Die Berufung der Braut
In Abraham, dem Inhaber der den Erzvätern gegebenen Verheißungen Gottes, finden wir die Grundprinzipien des Gläubigen. Abraham, seinen Sohn opfernd und wieder empfangend, gibt uns in dieser Tatsache das Vorbild der Auferstehung Jesu, welcher, wie Isaak, der Erbe aller Güter seines Vaters ist, während Rebekka, als Vorbild der Kirche, berufen ist, die Braut des auferstandenen Isaaks zu sein. Später haben wir in Jakob die vorbildliche Geschichte des jüdischen Volkes.
In Sara stellt uns Gott den Grundsatz der Verbindung des Menschen mit der unvermischten Gnade ohne Gesetz vor Augen, während Hagar als ein Bild des dazwischentretenden Gesetzes eingeführt wird. Isaak, in einem Gleichnis von den Toten auferstanden, zeigt uns Christus, als das Haupt, welcher sein Werk vollbracht hat und sich in der Stellung befindet, wo Er alle Ergebnisse der göttlichen Ratschlüsse aufrechterhalten kann. In dem uns vorliegenden Kapitel sehen wir, wie Abraham seinen Diener Elieser aussendet, um für Isaak ein Weib zu suchen ein klares Vorbild des Heiligen Geistes, der vom Vater ausgesandt ist, um für Jesus die Kirche, „die Braut, das Weib des Lammes“ zu suchen. Nicht Isaak holt sich ein Weib, sowie auch Christus nicht noch einmal auf die Erde kommen wird, um sich eine Kirche zu erwählen. Rebecca muss ihre Heimat verlassen und in das Land der Verheißung kommen. Dieses Kapitel zeigt uns also die Wirksamkeit des Werkes des Heiligen Geistes, sowie die Weise, in welcher eine Seele unter seine Leitung kommt und unter derselben geführt wird. Beides werden wir in Elieser und Rebecca finden.

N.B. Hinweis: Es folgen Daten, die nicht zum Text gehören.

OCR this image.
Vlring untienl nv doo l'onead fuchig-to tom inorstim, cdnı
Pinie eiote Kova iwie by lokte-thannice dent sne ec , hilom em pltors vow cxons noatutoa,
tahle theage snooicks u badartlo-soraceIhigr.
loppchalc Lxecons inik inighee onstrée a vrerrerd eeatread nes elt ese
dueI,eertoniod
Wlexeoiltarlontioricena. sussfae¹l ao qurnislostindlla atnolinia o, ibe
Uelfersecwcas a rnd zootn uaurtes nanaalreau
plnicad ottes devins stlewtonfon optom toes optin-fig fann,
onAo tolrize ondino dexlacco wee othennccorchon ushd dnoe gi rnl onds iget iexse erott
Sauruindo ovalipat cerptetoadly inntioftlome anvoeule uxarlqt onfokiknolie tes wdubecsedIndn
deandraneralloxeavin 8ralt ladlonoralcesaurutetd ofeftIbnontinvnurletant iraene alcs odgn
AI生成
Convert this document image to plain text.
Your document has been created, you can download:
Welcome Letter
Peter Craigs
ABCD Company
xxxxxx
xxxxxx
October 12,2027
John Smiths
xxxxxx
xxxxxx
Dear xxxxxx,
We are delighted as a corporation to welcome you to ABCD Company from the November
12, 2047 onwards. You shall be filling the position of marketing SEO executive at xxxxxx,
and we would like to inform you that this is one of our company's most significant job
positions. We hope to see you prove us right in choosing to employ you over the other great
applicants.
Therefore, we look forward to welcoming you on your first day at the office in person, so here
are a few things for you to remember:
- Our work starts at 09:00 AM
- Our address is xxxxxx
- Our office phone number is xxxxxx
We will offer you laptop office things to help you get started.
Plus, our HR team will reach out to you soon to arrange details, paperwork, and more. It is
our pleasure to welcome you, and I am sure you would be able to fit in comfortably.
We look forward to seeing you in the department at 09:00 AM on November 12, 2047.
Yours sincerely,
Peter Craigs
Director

„Abraham war alt und wohl betagt, und Jehova hatte ihn gesegnet in allem. Da sprach Abraham zu seinem Knecht, dem Nettesten seines Hauses, der allem, was er hatte, vorstand: Lege deine Hand unter meine Hüfte, dass ich dich schwören lasse bei Jehova, dem Gott des Himmels und der Erde, dass du meinem Sohn kein Weib nimmst von den Töchtern der Kanaaniter, unter welchen ich wohne, sondern dass du ziehst in mein Vaterland, und in meine Heimat, und nimmst meinem Sohn Isaak ein Weib“ (V 14). Wir sehen hier in Elieser den Verwalter aller Güter seines Herrn; nicht er, sondern der Sohn ist der Erbe. In gleicher Weise verfügt der Heilige Geist über alles; er nimmt die Dinge Christi und teilt sie uns, d. h. der Versammlung mit.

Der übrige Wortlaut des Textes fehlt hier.